In India, a perfectly representative sample of 1200 people, whether for a state or for the country, yields a margin of error of about 4%, and a sample of 2-3,000 people yields a margin of error of around +/- 3% (with a confidence level of 95% - but ignore that for now), Sanjay Kumar, the well-respected electoral expert and director of the Centre for the Study of Developing Societies (CSDS), told me. This would mean that if 20% of a sample of 2-3,000 people say that they are going to vote for the Bahujan Samaj Party, the actual result should be in the range of 17-23%. That’s what a margin of error means.

Fixing for biases

But it’s important to note that we’re talking here of perfectly representative samples. If a pollster has disproportionately more urban people or too few women or too many upper castes in his sample, that introduces its own element of error. The statistician Nate Silver who founded the blog Five Thirty Eight writes in his book The Signal and The Noise that his model, which essentially relied on aggregating the electoral forecasts of pollsters, calculated its own margins of error for each pollster based among other things on its past performance (a working example of Bayesian priors, for the statistically minded among you). So even if a pollster stated his margin of error at 3.4%, if Mr. Silver found that the pollster’s results tended to be biased towards Republicans, he further adjusted the margin of error himself.

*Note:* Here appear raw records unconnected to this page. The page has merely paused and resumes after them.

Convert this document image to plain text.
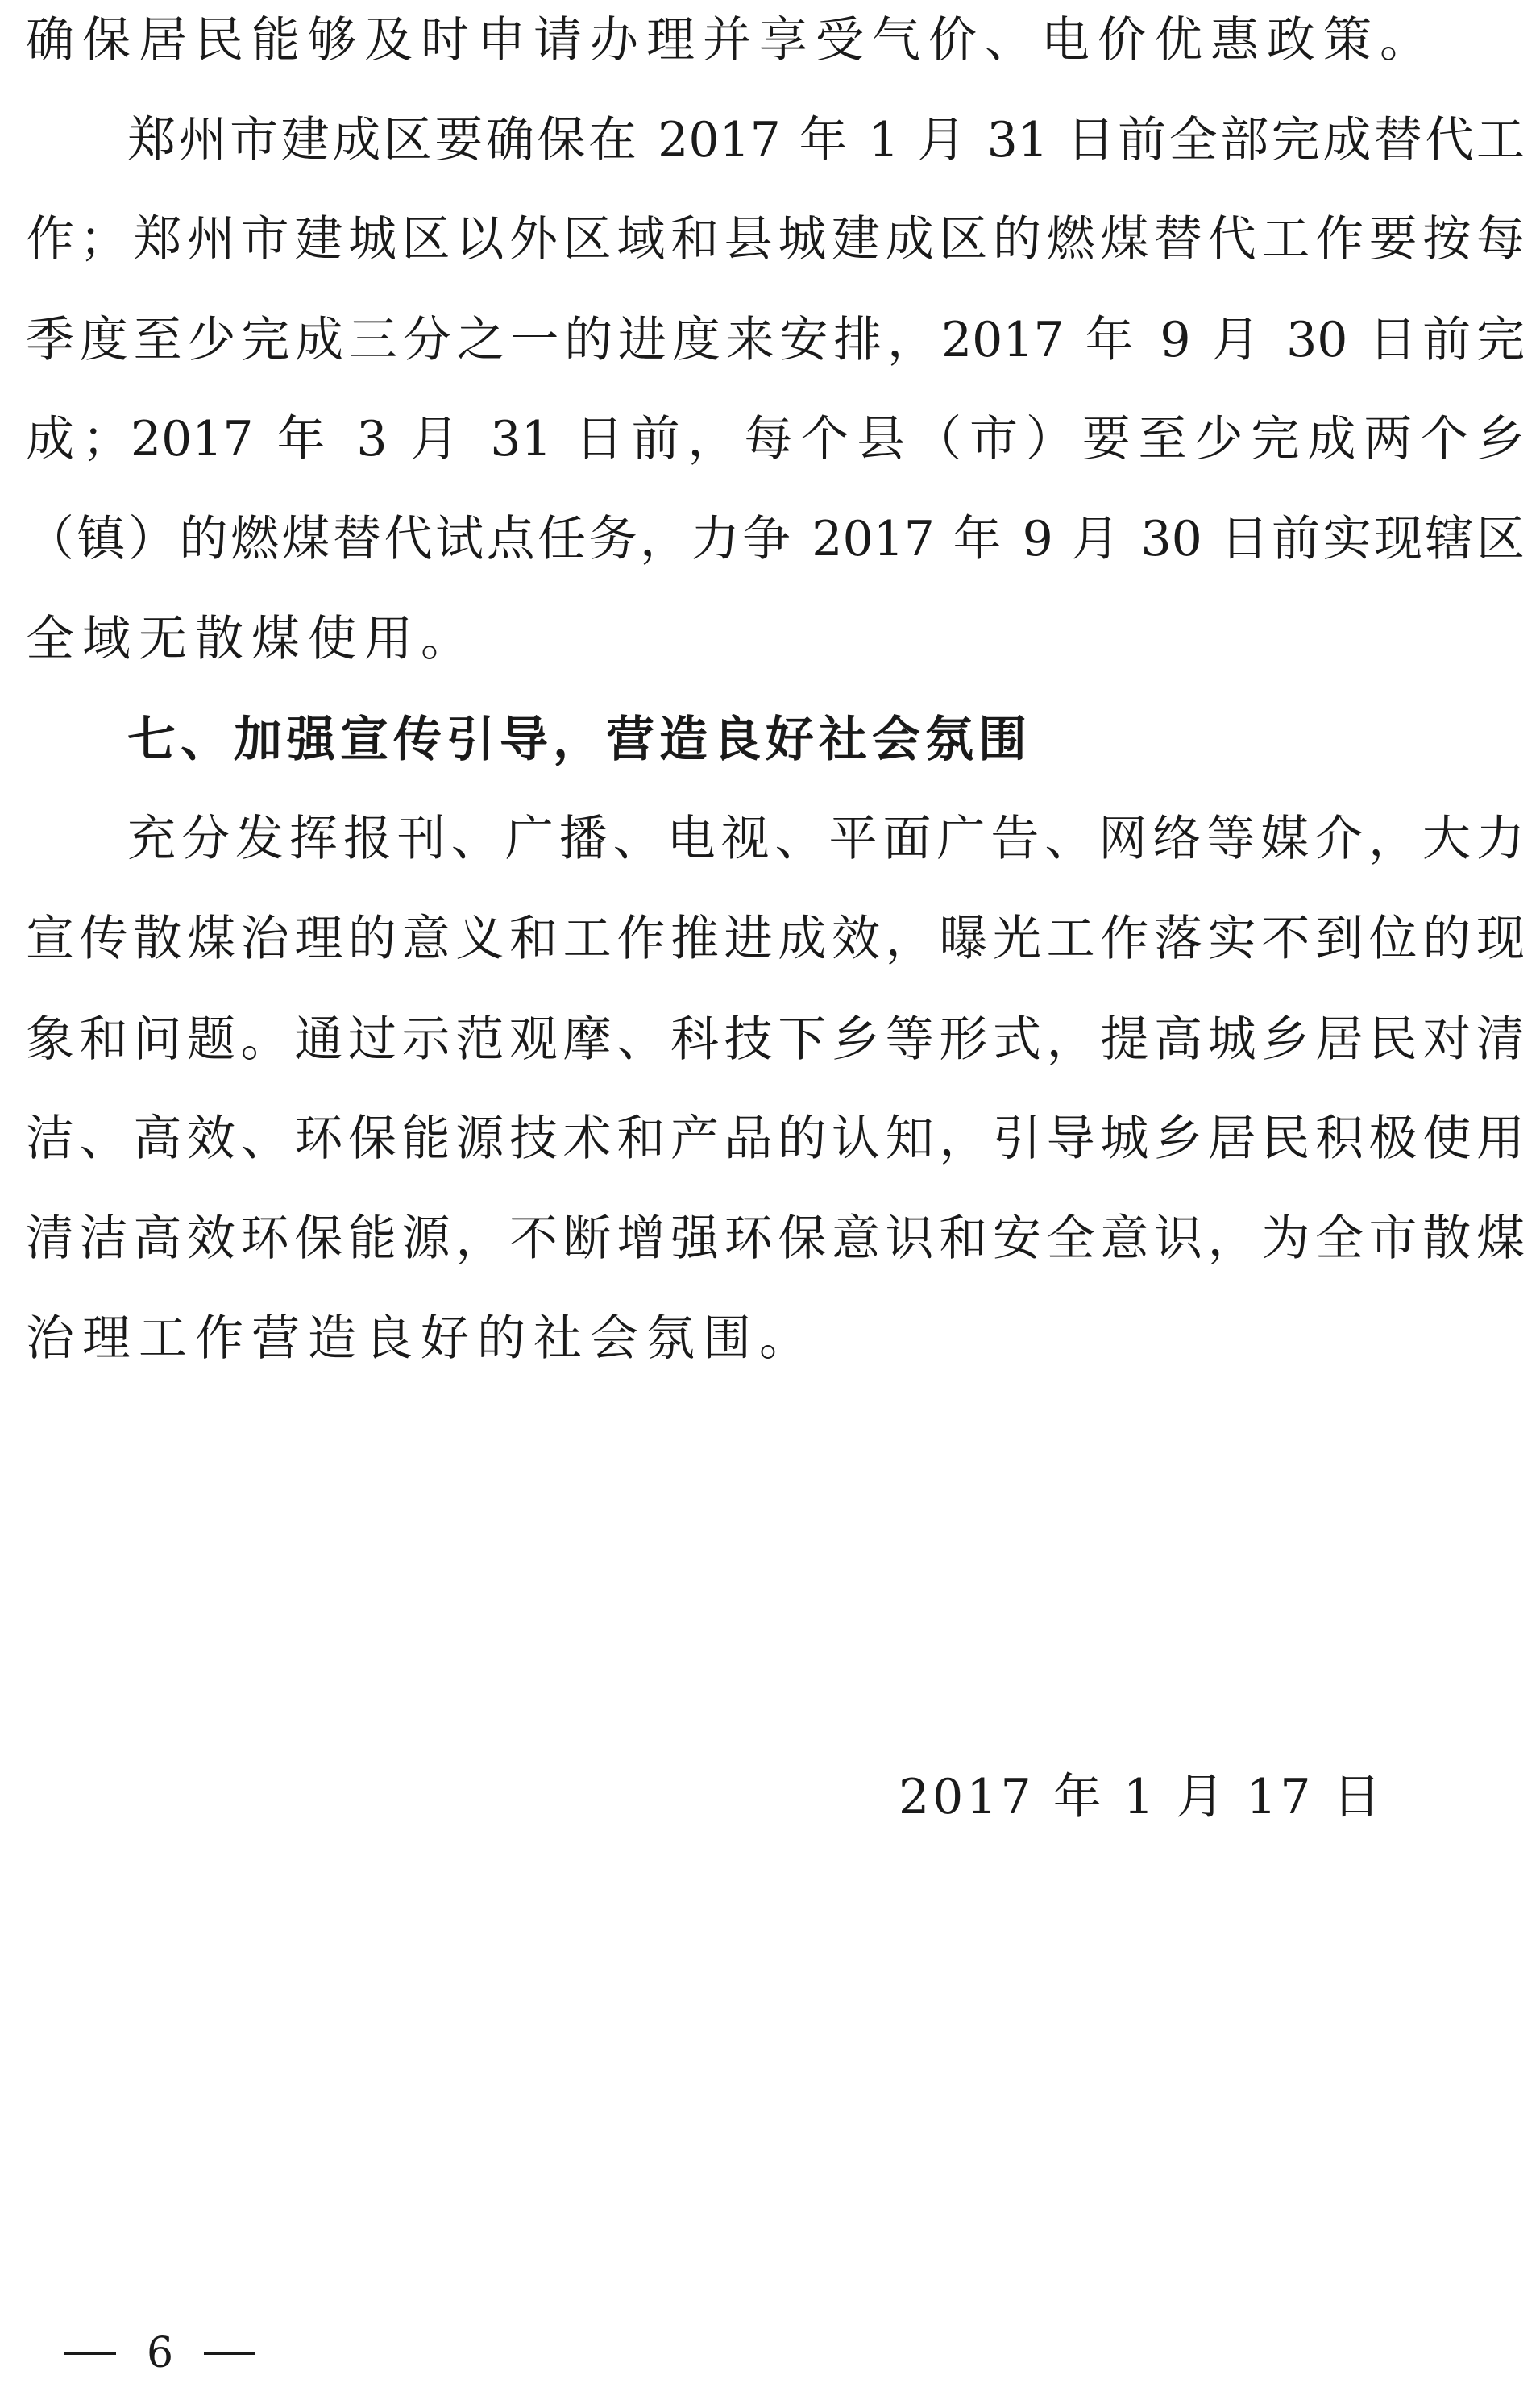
确保居民能够及时申请办理并享受气价、电价优惠政策。
郑州市建成区要确保在 2017 年 1 月 31 日前全部完成替代工
作；郑州市建城区以外区域和县城建成区的燃煤替代工作要按每
季度至少完成三分之一的进度来安排，2017 年 9 月 30 日前完
成；2017 年 3 月 31 日前，每个县（市）要至少完成两个乡
（镇）的燃煤替代试点任务，力争 2017 年 9 月 30 日前实现辖区
全域无散煤使用。
七、加强宣传引导，营造良好社会氛围
充分发挥报刊、广播、电视、平面广告、网络等媒介，大力
宣传散煤治理的意义和工作推进成效，曝光工作落实不到位的现
象和问题。通过示范观摩、科技下乡等形式，提高城乡居民对清
洁、高效、环保能源技术和产品的认知，引导城乡居民积极使用
清洁高效环保能源，不断增强环保意识和安全意识，为全市散煤
治理工作营造良好的社会氛围。
2017 年 1 月 17 日
6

From covering pollsters for a few years now, I have come to the conclusion that many are simply faking the 3% margin of error that has become de rigeur to plant at the end of the poll in parentheses. Mr. Kumar said much the same to me.

When Pew Research, probably the world’s leading pollster, conducted an opinion poll in India over December 2013-January 2014, their margin of error was 3.8%, a number I have literally never seen in an Indian poll. Scott Keeter, director of survey research at Pew, told me that the 3% is a convention that matches a simple random sample of approximately 1,000 in the US while for telephone surveys the margin of error for a sample of 1,000 tends to be around +/- 3.6%. (The 95% confidence level was also a pretty arbitrary convention, Mr. Keeter said.)

For the faking, there isn’t a clear solution. There is nothing theoretically to stop a pollster from making/ hyper-extending the margin of error, Pew’s Mr. Keeter told me. “But this is really the same question as “why don’t pollsters just make up their results to suit their own opinion or that of their client”? The principal constraint on public pollsters is that we all have to maintain our credibility, and if we are proven wrong by the results of the election, it can badly damage that credibility. Similarly, for private or campaign pollsters, they have their livelihood to consider. If their polling is proven to be inaccurate, they will lose their clients,” he said. There are no laws or regulations on polling in the US either, Mr. Keeter said, even though associations of pollsters lay down their own code of ethics.

Perhaps the best we can do is vote with our feet, on pollsters and not just at the polls.